Со временем в разных частях города были построены и другие кладбища в парковом стиле – как светские, так и церковные, – ставшие популярными местами похорон. Однако традиционалисты, для которых единственно приемлемым было лишь старомодное деревенское кладбище, по-прежнему усматривали в них иностранную, по-видимому недостаточно немецкую, «статью импорта». Кладбища в парковом стиле, с их «прудами с лебедями и утками, мостами, берегами для сидения, удобными тропинками <…> и верандами с прекрасными видами», говорил теолог Людвиг Баур накануне Великой войны, могут заставить позабыть о том, «что вокруг, за кустами, рассеяны могилы». Для Баура такие кладбища были «трусливым уклонением от мысли о смерти»[85]. Современник – единомышленник Баура отмечал, что кладбище не должно быть ни «местом ужаса», ни «садом развлечений»[86].
Подобные опасения имели параллели в более ранние исторические моменты. В прошлом реформаторы часто обращали внимание на роющих кладбищенскую землю собак и свиней и на крестьян, работающих среди могил, как на случаи нечестивого поведения на кладбище. Приверженцы культурного консерватизма в Веймарской республике по-своему пытались защитить достоинство мест погребения от ищущих удовольствия посетителей, которые превращали эти места в обычные парки: они заставляли кладбищенских смотрителей вводить правила, ограничивающие неблагопристойное поведение. Нянечкам, которые присматривали за играющими детьми, запрещали появляться в парке кладбища в Лихтерфельде, поскольку они «шумели и кричали», ели и пили «в не соответствующей достоинству места манере» и курили[87]. Берлинские кладбища – парки, но священные.
Многие жители Берлина, какими бы ни были их личные взгляды на сравнительные достоинства того или другого кладбища, решая, где похоронить умерших близких, прежде всего обращали внимание на его местоположение. Близость семейных могил к дому позволяла горожанам участвовать в одном из ключевых городских ритуалов скорби – уходе за могилой.
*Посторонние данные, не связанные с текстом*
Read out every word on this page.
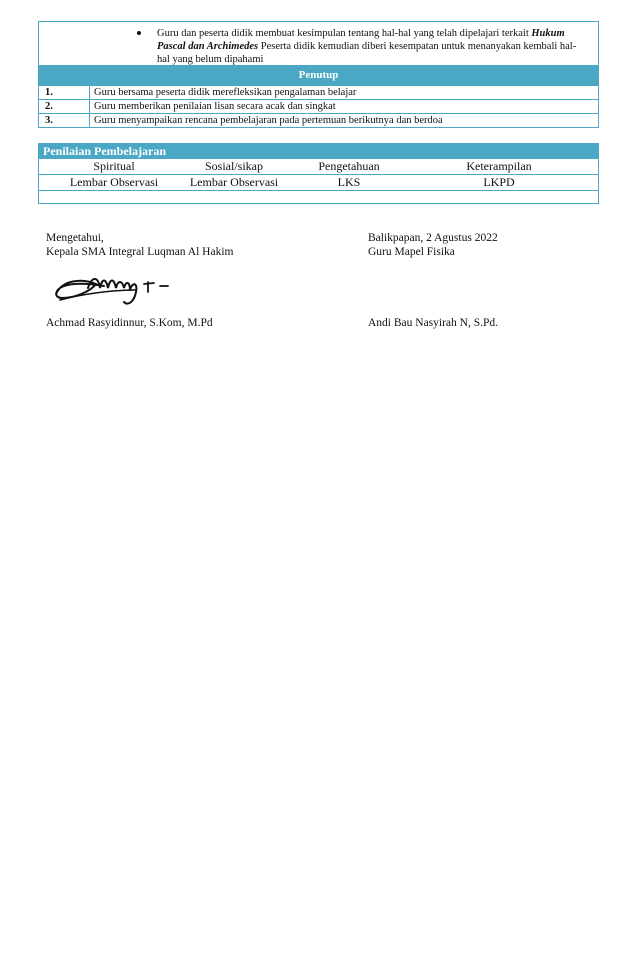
Guru dan peserta didik membuat kesimpulan tentang hal-hal yang telah dipelajari terkait Hukum Pascal dan Archimedes Peserta didik kemudian diberi kesempatan untuk menanyakan kembali hal-hal yang belum dipahami
Penutup
1.	Guru bersama peserta didik merefleksikan pengalaman belajar
2.	Guru memberikan penilaian lisan secara acak dan singkat
3.	Guru menyampaikan rencana pembelajaran pada pertemuan berikutnya dan berdoa
Penilaian Pembelajaran
Spiritual	Sosial/sikap	Pengetahuan	Keterampilan
Lembar Observasi	Lembar Observasi	LKS	LKPD
Mengetahui,
Kepala SMA Integral Luqman Al Hakim
Balikpapan, 2 Agustus 2022
Guru Mapel Fisika
Achmad Rasyidinnur, S.Kom, M.Pd	Andi Bau Nasyirah N, S.Pd.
Градостроители всегда осознавали, что новые кладбища должны располагаться в пределах досягаемости на общественном транспорте: берлинцы избегали хоронить близких там, куда трудно добраться, – ведь были места для похорон ближе к дому, пусть они и стоили дороже[88]. Рисунок 1.4 показывает, что, в отличие от американских могил того же времени, в Берлине могилы сооружались в виде холмов, зачастую искусно озелененных, заключенных в кольцо из камней, окаймленных кованой оградой или бетонной стенкой.
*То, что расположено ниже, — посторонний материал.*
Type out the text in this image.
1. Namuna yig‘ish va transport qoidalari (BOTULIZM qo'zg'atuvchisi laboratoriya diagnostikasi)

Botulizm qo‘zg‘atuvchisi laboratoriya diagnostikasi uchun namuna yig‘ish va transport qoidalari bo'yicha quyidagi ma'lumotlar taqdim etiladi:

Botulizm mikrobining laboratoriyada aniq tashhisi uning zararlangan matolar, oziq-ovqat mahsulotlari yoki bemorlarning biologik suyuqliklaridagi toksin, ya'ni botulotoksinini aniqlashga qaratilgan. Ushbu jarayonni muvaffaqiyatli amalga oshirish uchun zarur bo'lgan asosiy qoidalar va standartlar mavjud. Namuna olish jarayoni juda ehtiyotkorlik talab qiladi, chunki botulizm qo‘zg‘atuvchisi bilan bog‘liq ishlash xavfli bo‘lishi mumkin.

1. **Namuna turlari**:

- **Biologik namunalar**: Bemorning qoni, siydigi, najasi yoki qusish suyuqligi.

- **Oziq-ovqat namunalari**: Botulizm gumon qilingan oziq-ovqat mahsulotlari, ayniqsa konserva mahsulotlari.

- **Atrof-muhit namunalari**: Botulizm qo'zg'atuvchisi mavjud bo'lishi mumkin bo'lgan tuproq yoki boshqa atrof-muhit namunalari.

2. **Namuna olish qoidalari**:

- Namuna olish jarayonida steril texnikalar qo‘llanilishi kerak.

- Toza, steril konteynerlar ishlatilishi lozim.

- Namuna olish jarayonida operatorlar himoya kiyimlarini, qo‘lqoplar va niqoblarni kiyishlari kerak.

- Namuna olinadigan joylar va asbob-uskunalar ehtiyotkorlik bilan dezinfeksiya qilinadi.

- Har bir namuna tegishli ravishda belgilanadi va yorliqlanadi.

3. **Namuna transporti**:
Как правило, берлинцы посещали семейные могилы несколько раз в год, чтобы посадить или полить цветы, выполоть сорняки. Эти ритуалы исполнялись в один из праздников, некоторые из них были конфессиональными. Берлинские протестанты обычно отмечали Totensonntag [нем. Поминальное воскресенье] – День мертвых, приходившийся на воскресенье перед первым воскресным днем рождественского поста в ноябре. Как и в День поминовения всех усопших у католиков, в Поминальное воскресенье вспоминали умерших, молились за них, посещали церковные службы, совершали паломничество на кладбища[89]. Иногда берлинцы приходили на могилы в годовщину рождения или смерти покойного, а в 1920-х гг. как среди протестантов, так и среди католиков распространилась практика ставить на могилу рождественскую елку, украшать ее, зажигать на ней свечи[90]. Но даже в этом случае уход за могилой оставался не столько христианским обычаем, сколько немецким, поскольку и берлинские евреи тоже тщательно ухаживали за родными могилами.